ART | EXPO

Tout commence par les pieds

24 Jan - 01 Mar 2009

François Daireaux est un artiste marcheur qui cherche à appréhender l’activité humaine dans ses implications traditionnelles et folkloriques.

Communiqué de presse
François Daireaux
Tout commence par les pieds

François Daireaux peut, sans conteste, se définir comme un artiste pérégrin. Quoique l’idée de pèlerinage puisse corrompre la compréhension d’une démarche (dans toutes les acceptions du terme) profondément originale. Tout commence donc avec les pieds, le déplacement, la visite, l’exploration, la découverte. Le mouvement, non dans sa vacuité moderne, mais comme rencontre avec différentes cultures pour appréhender l’activité humaine dans ses implications traditionnelles, le plus souvent occultées ou folklorisées. L’artiste développe ainsi un projet cohérent né au coeur de l’atelier pour mieux embrasser le monde.

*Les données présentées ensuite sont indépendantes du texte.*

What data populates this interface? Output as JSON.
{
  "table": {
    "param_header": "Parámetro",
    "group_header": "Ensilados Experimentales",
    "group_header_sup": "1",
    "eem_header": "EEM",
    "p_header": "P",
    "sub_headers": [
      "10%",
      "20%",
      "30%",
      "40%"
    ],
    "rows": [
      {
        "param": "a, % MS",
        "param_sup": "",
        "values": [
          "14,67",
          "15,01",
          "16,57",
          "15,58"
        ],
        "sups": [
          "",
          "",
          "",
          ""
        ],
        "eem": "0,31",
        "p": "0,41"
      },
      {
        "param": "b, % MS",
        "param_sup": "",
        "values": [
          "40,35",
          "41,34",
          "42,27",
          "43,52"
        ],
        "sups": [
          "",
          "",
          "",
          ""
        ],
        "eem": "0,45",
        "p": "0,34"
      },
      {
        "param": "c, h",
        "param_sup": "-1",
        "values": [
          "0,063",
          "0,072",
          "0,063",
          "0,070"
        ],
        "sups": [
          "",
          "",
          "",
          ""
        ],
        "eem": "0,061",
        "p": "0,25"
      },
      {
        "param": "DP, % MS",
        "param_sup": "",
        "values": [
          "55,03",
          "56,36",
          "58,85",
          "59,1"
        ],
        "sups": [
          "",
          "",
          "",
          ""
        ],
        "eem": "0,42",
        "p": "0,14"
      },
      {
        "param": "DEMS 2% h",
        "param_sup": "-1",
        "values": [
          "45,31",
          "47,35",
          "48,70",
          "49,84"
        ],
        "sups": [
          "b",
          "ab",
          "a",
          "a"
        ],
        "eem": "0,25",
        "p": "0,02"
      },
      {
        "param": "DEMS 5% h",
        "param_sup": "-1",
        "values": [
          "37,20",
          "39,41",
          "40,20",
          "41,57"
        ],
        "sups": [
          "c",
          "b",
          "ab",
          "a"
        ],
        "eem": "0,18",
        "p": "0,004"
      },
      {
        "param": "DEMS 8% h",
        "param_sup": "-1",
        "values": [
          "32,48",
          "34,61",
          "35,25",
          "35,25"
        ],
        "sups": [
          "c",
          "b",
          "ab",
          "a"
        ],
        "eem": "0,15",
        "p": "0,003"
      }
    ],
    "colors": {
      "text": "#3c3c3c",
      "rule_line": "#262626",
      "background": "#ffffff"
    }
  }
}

Une pratique de la forme et du sens induite par la matière même. Un savoir-faire prenant en compte la répétition, le recyclage, l’interaction, le renouvellement, la diversité des matériaux et leur capacité sensible et tactile, à se transformer voire à se métamorphoser. Le voyage s’apparente-t-il à «une esthétique du divers», comme le proposait Victor Segalen ? Ici, pourtant, se décline en permanence le refus de tout exotisme mercantile corollaire obligé d’un point de vue colonialiste. «Ceci, universel, n’est que ma vision à moi: artiste: voir le monde, et puis dire sa vision du monde» (toujours Victor Segalen). Le voir, le comprendre, l’appréhender, par le travail comme processus vital, organique. Et si «chaque époque et chaque société recréent ses propres «autres»» (Edward W. Said), François Daireaux pense concrètement l’autre et l’ailleurs, de façon indivisible. L’humanité n’existe que dans l’oeuvre accomplie. Par et pour le geste, il retrouve l’universel en observant, modelant, découpant le rituel de la production inlassablement réitéré. Quand Jacques Demy réalise en 1955 Le Sabotier du Val de Loire (commentaire dit par Georges Rouquier), il propose tout à la fois un documentaire sur la fabrication des sabots mais surtout une réflexion sur la fuite du temps.

Pour François Daireaux, l’artisan indien, chinois, marocain participent à un rapport au temps où la nostalgie s’efface. Ils représentent autant de révélateurs de la multiplicité des modes d’interventions, de styles, de vies, périphériques et constitutifs de l’essence humaine.

«La pluralité est la condition de l’action, parce que nous sommes tous pareils, c’est-à-dire humains, sans que jamais personne soit identique à aucun autre homme ayant vécu, vivant ou encore à naître» (Hannah Arendt). L’artiste marcheur, sculpte, dessine, filme, photographie. Plus que dans la fonction, François Daireaux se révèle dans la pratique. Par là même, se découvre un parcours où cette oeuvre originale, essentiellement et radicalement contemporaine, n’existe que dans une mise en rapports et en questions avec des lieux et des espaces. Commencée à l’Abbaye de Maubuisson, cette exposition se poursuit et se développe aujourd’hui à la Villa Tamaris. La Galerie Les Filles du Calvaire et la Galerie Dix9 prendront le relais de ce parcours qui se terminera provisoirement à l’Artothèque de Caen, comme autant d’éléments d’un vaste projet en perpétuel devenir dont la force critique ne se comprend que dans la maîtrise aléatoire des formes.